For the people who use VRAM for other things than gaming, or for those who are worried about keeping their GPU beyond 4 years, they’ve got a product for you, it is the 3080 20GB, or the 3090.
For 99% of PC gamers (and also the majority of which who are not gaming at 4k, but 1440p or 1080p), the 3080 10GB will not be holding them back.
Ouch… seems the prices for the 30 series have started to be revealed in Sweden and… I’ll probably stick with a third-party OC’d 3080 because it costs like $1000 whereas the 3090 costs like $2100 here.
Yeah saw that yesterday through Webhallen, VAT’s doing it’s thing.
20.000 SEK for the 3090 so about 80% of what this entire system cost ha ha.
And then around 10.000 for the 3080 but no pricing or listings even for the 3070 yet which I expect will be a bit more around the usual GPU pricing.
Remove the 25% VAT and that’s the ~1500 MSRP and 800 respectively for these.
(EUR or USD it’s not too big of a difference when the 1 USD = 1 EUR thing is still going.)
Very Additional Tax yes.
EDIT: Well the usual GPU pricing I like to keep to is 3000 maybe 4000 SEK whereas I expect the 3070 to be more like 6000 plus low availability and limited stock and a immediate price hike as the initial shipment starts selling out.
EDIT: Suppose that means AMD’s GPU offering might scale up to around 10.000 SEK possibly and there’s a chance for NVIDIA to jam in a 3080 Ti and 3070 Ti variant at 15.000 SEK and 8000 SEK perhaps.
A few hundred here and there depending on what AMD’s performance scaling is compared to NVIDIA’s which from rumors suggest somewhere in-between the 3070 - 3080 but that remains to be seen and tested.
Not to mention the driver situation and NVIDIA’s tech and features which are going to be very tough to compete against.
(5700 was really low priced even for a mid-range card around 3000 - 4000 SEK even for some of the custom designs but I don’t think it’ll be like that this time though pricing below NVIDIA’s recommended could happen.)

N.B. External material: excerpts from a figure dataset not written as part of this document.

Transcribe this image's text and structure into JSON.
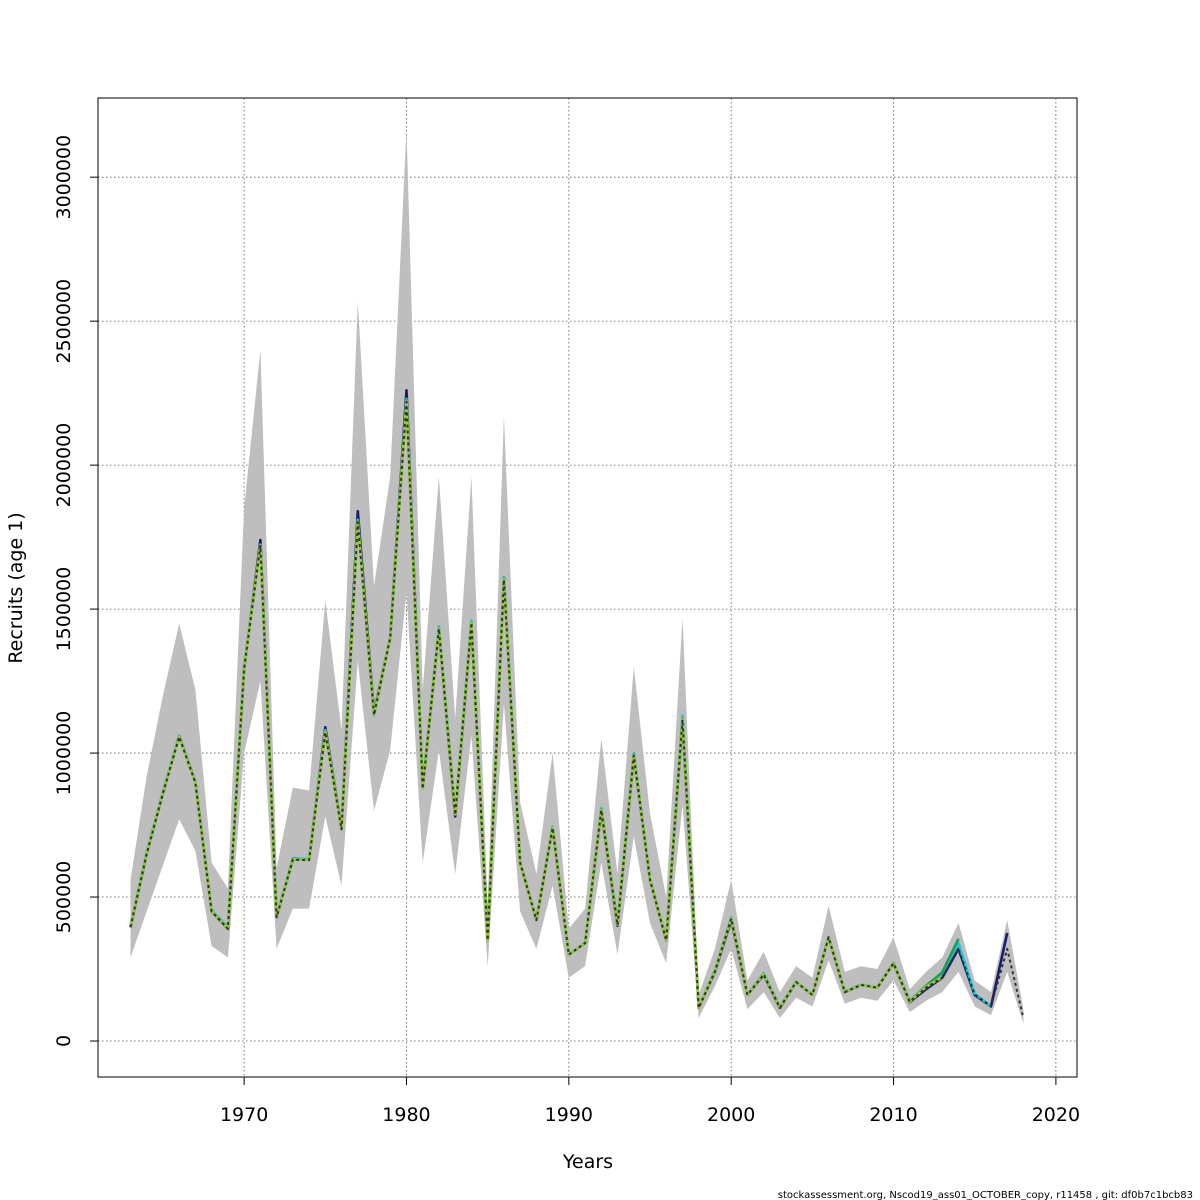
{
  "chart_data": {
    "type": "line",
    "xlabel": "Years",
    "ylabel": "Recruits (age 1)",
    "xlim": [
      1963,
      2018
    ],
    "ylim": [
      0,
      3250000
    ],
    "x_ticks": [
      "1970",
      "1980",
      "1990",
      "2000",
      "2010",
      "2020"
    ],
    "y_ticks": [
      "0",
      "500000",
      "1000000",
      "1500000",
      "2000000",
      "2500000",
      "3000000"
    ],
    "grid": true,
    "grid_x": [
      1970,
      1980,
      1990,
      2000,
      2010,
      2020
    ],
    "grid_y": [
      0,
      500000,
      1000000,
      1500000,
      2000000,
      2500000,
      3000000
    ],
    "years": [
      1963,
      1964,
      1965,
      1966,
      1967,
      1968,
      1969,
      1970,
      1971,
      1972,
      1973,
      1974,
      1975,
      1976,
      1977,
      1978,
      1979,
      1980,
      1981,
      1982,
      1983,
      1984,
      1985,
      1986,
      1987,
      1988,
      1989,
      1990,
      1991,
      1992,
      1993,
      1994,
      1995,
      1996,
      1997,
      1998,
      1999,
      2000,
      2001,
      2002,
      2003,
      2004,
      2005,
      2006,
      2007,
      2008,
      2009,
      2010,
      2011,
      2012,
      2013,
      2014,
      2015,
      2016,
      2017,
      2018
    ],
    "confidence_band": {
      "color": "#bebebe",
      "lower": [
        290000,
        450000,
        610000,
        770000,
        660000,
        330000,
        290000,
        1000000,
        1250000,
        320000,
        460000,
        460000,
        780000,
        540000,
        1320000,
        800000,
        1010000,
        1560000,
        620000,
        1010000,
        580000,
        1060000,
        260000,
        1170000,
        450000,
        320000,
        540000,
        220000,
        260000,
        620000,
        300000,
        710000,
        410000,
        270000,
        820000,
        80000,
        190000,
        320000,
        110000,
        170000,
        80000,
        150000,
        120000,
        280000,
        130000,
        150000,
        140000,
        210000,
        100000,
        140000,
        170000,
        240000,
        120000,
        90000,
        240000,
        60000
      ],
      "upper": [
        560000,
        920000,
        1200000,
        1450000,
        1220000,
        620000,
        530000,
        1850000,
        2400000,
        600000,
        880000,
        870000,
        1530000,
        1080000,
        2570000,
        1580000,
        1960000,
        3170000,
        1220000,
        1960000,
        1120000,
        1960000,
        470000,
        2170000,
        830000,
        580000,
        1000000,
        390000,
        460000,
        1050000,
        580000,
        1300000,
        790000,
        500000,
        1470000,
        160000,
        320000,
        560000,
        210000,
        310000,
        170000,
        260000,
        220000,
        470000,
        240000,
        260000,
        250000,
        360000,
        180000,
        240000,
        290000,
        410000,
        210000,
        170000,
        420000,
        110000
      ]
    },
    "series": [
      {
        "color": "#1a1a6e",
        "values": [
          395000,
          650000,
          860000,
          1060000,
          900000,
          450000,
          390000,
          1290000,
          1740000,
          430000,
          630000,
          630000,
          1090000,
          740000,
          1840000,
          1140000,
          1400000,
          2260000,
          880000,
          1430000,
          780000,
          1450000,
          350000,
          1610000,
          620000,
          420000,
          740000,
          300000,
          340000,
          800000,
          400000,
          990000,
          560000,
          350000,
          1110000,
          115000,
          240000,
          420000,
          160000,
          230000,
          115000,
          205000,
          160000,
          360000,
          170000,
          195000,
          185000,
          270000,
          135000,
          180000,
          220000,
          320000,
          160000,
          120000,
          375000
        ]
      },
      {
        "color": "#1ec8dc",
        "values": [
          400000,
          655000,
          865000,
          1060000,
          900000,
          455000,
          395000,
          1300000,
          1720000,
          430000,
          635000,
          632000,
          1080000,
          740000,
          1810000,
          1130000,
          1400000,
          2230000,
          880000,
          1440000,
          790000,
          1460000,
          350000,
          1610000,
          620000,
          420000,
          745000,
          300000,
          340000,
          810000,
          410000,
          1000000,
          560000,
          355000,
          1130000,
          117000,
          245000,
          430000,
          160000,
          235000,
          118000,
          205000,
          160000,
          360000,
          172000,
          196000,
          186000,
          272000,
          140000,
          190000,
          235000,
          340000,
          165000,
          120000
        ]
      },
      {
        "color": "#1aa050",
        "values": [
          398000,
          652000,
          862000,
          1058000,
          898000,
          452000,
          392000,
          1295000,
          1725000,
          430000,
          632000,
          630000,
          1075000,
          738000,
          1805000,
          1135000,
          1400000,
          2225000,
          878000,
          1435000,
          788000,
          1455000,
          350000,
          1605000,
          620000,
          420000,
          742000,
          300000,
          340000,
          805000,
          405000,
          995000,
          560000,
          352000,
          1120000,
          116000,
          243000,
          427000,
          160000,
          233000,
          117000,
          205000,
          160000,
          360000,
          171000,
          195000,
          185000,
          271000,
          138000,
          192000,
          238000,
          355000
        ]
      },
      {
        "color": "#9acd32",
        "values": [
          397000,
          651000,
          861000,
          1057000,
          897000,
          451000,
          391000,
          1293000,
          1722000,
          430000,
          631000,
          629000,
          1073000,
          736000,
          1803000,
          1133000,
          1400000,
          2222000,
          877000,
          1433000,
          787000,
          1453000,
          350000,
          1603000,
          620000,
          420000,
          741000,
          300000,
          340000,
          803000,
          404000,
          993000,
          560000,
          351000,
          1118000,
          116000,
          242000,
          426000,
          160000,
          232000,
          117000,
          205000,
          160000,
          360000,
          171000,
          195000,
          185000,
          270000,
          137000,
          188000,
          222000
        ]
      },
      {
        "color": "#333333",
        "values": [
          396000,
          650000,
          860000,
          1056000,
          896000,
          450000,
          390000,
          1292000,
          1720000,
          430000,
          630000,
          628000,
          1072000,
          735000,
          1802000,
          1132000,
          1400000,
          2220000,
          876000,
          1432000,
          786000,
          1452000,
          350000,
          1602000,
          620000,
          420000,
          740000,
          300000,
          340000,
          802000,
          403000,
          992000,
          560000,
          350000,
          1116000,
          115000,
          241000,
          425000,
          160000,
          231000,
          116000,
          205000,
          160000,
          360000,
          170000,
          195000,
          185000,
          270000,
          136000,
          185000,
          220000,
          320000,
          162000,
          121000,
          320000,
          80000
        ],
        "dashed": true
      }
    ]
  },
  "footer_text": "stockassessment.org, Nscod19_ass01_OCTOBER_copy, r11458 , git: df0b7c1bcb83"
}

Why only 10 GB of memory for RTX 3080? How was that determined to be a sufficient number, when it is stagnant from the previous generation?

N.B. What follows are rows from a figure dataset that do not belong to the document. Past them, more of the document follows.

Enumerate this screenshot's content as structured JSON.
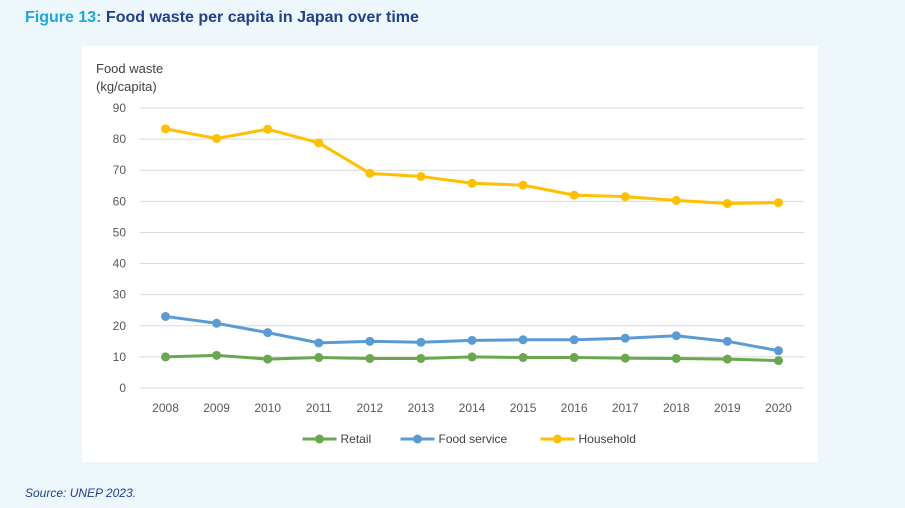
{
  "figure": {
    "number": "Figure 13:",
    "title": "Food waste per capita in Japan over time",
    "source": "Source: UNEP 2023."
  },
  "chart_data": {
    "type": "line",
    "ylabel_lines": [
      "Food waste",
      "(kg/capita)"
    ],
    "xlabel": "",
    "ylim": [
      0,
      90
    ],
    "yticks": [
      0,
      10,
      20,
      30,
      40,
      50,
      60,
      70,
      80,
      90
    ],
    "grid": true,
    "legend_position": "bottom-center",
    "x": [
      "2008",
      "2009",
      "2010",
      "2011",
      "2012",
      "2013",
      "2014",
      "2015",
      "2016",
      "2017",
      "2018",
      "2019",
      "2020"
    ],
    "series": [
      {
        "name": "Retail",
        "color": "#6aa84f",
        "values": [
          10,
          10.5,
          9.3,
          9.8,
          9.5,
          9.5,
          10,
          9.8,
          9.8,
          9.6,
          9.5,
          9.3,
          8.8
        ]
      },
      {
        "name": "Food service",
        "color": "#5b9bd5",
        "values": [
          23,
          20.8,
          17.8,
          14.5,
          15,
          14.7,
          15.3,
          15.5,
          15.5,
          16,
          16.8,
          15,
          12
        ]
      },
      {
        "name": "Household",
        "color": "#ffc000",
        "values": [
          83.3,
          80.2,
          83.2,
          78.8,
          69,
          68,
          65.8,
          65.2,
          62,
          61.5,
          60.3,
          59.3,
          59.6
        ]
      }
    ]
  }
}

[Justin Walker]We’re constantly analyzing memory requirements of the latest games and regularly review with game developers to understand their memory needs for current and upcoming games. The goal of 3080 is to give you great performance at up to 4k resolution with all the settings maxed out at the best possible price.

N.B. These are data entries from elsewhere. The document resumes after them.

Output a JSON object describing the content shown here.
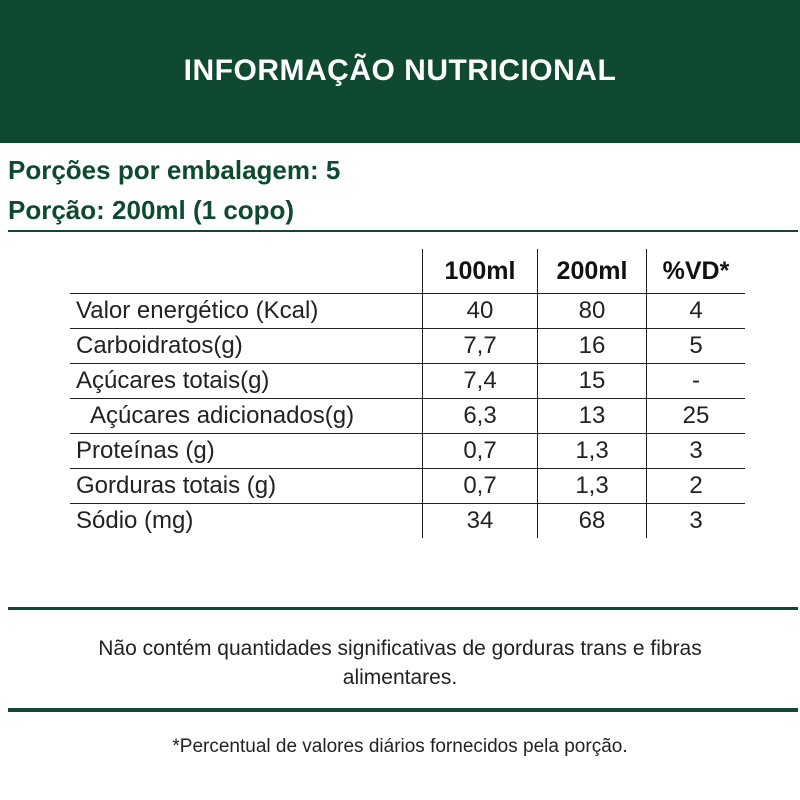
{
  "header": {
    "title": "INFORMAÇÃO NUTRICIONAL"
  },
  "serving": {
    "per_package": "Porções por embalagem: 5",
    "portion": "Porção: 200ml (1 copo)"
  },
  "table": {
    "headers": [
      "100ml",
      "200ml",
      "%VD*"
    ],
    "rows": [
      {
        "name": "Valor energético (Kcal)",
        "v100": "40",
        "v200": "80",
        "vd": "4"
      },
      {
        "name": "Carboidratos(g)",
        "v100": "7,7",
        "v200": "16",
        "vd": "5"
      },
      {
        "name": "Açúcares totais(g)",
        "v100": "7,4",
        "v200": "15",
        "vd": "-"
      },
      {
        "name": "Açúcares adicionados(g)",
        "v100": "6,3",
        "v200": "13",
        "vd": "25"
      },
      {
        "name": "Proteínas (g)",
        "v100": "0,7",
        "v200": "1,3",
        "vd": "3"
      },
      {
        "name": "Gorduras totais (g)",
        "v100": "0,7",
        "v200": "1,3",
        "vd": "2"
      },
      {
        "name": "Sódio (mg)",
        "v100": "34",
        "v200": "68",
        "vd": "3"
      }
    ]
  },
  "note": "Não contém quantidades significativas de gorduras trans e fibras alimentares.",
  "footnote": "*Percentual de valores diários fornecidos pela porção.",
  "colors": {
    "brand_green": "#0f4a30",
    "text": "#222222",
    "background": "#ffffff"
  }
}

In order to do this, you need a very powerful GPU with high speed memory and enough memory to meet the needs of the games. A few examples - if you look at Shadow of the Tomb Raider, Assassin’s Creed Odyssey, Metro Exodus, Wolfenstein Youngblood, Gears of War 5, Borderlands 3 and Red Dead Redemption 2 running on a 3080 at 4k with Max settings (including any applicable high res texture packs) and RTX On, when the game supports it, you get in the range of 60-100fps and use anywhere from 4GB to 6GB of memory.
Extra memory is always nice to have but it would increase the price of the graphics card, so we need to find the right balance.
I’m interested in a replay but I would want to replay it fully and getting back into the first game again is a bit rough but not impossible.
A full moderniz
EDIT: Posted?
(Yes, sometimes it seems hitting Enter goes both for make new line and also making a new post. Good to know.)
So…a full modernized remake would be nice but probably not happening after the previous XBox updated version got cancelled.
Ray tracing so likely D3D12 as well possibly Vulkan but likely D3D12 RTX.
Loading time updates could be anything even a larger game engine overhaul or changes to the underlying systems which could also include scripting and other assets (Mod compatibility issues ensues well it’s probably unavoidable.) well it’s been announced so the usual trailer and promotional screenshots showing more on what exactly they are doing with the game can’t be too far away.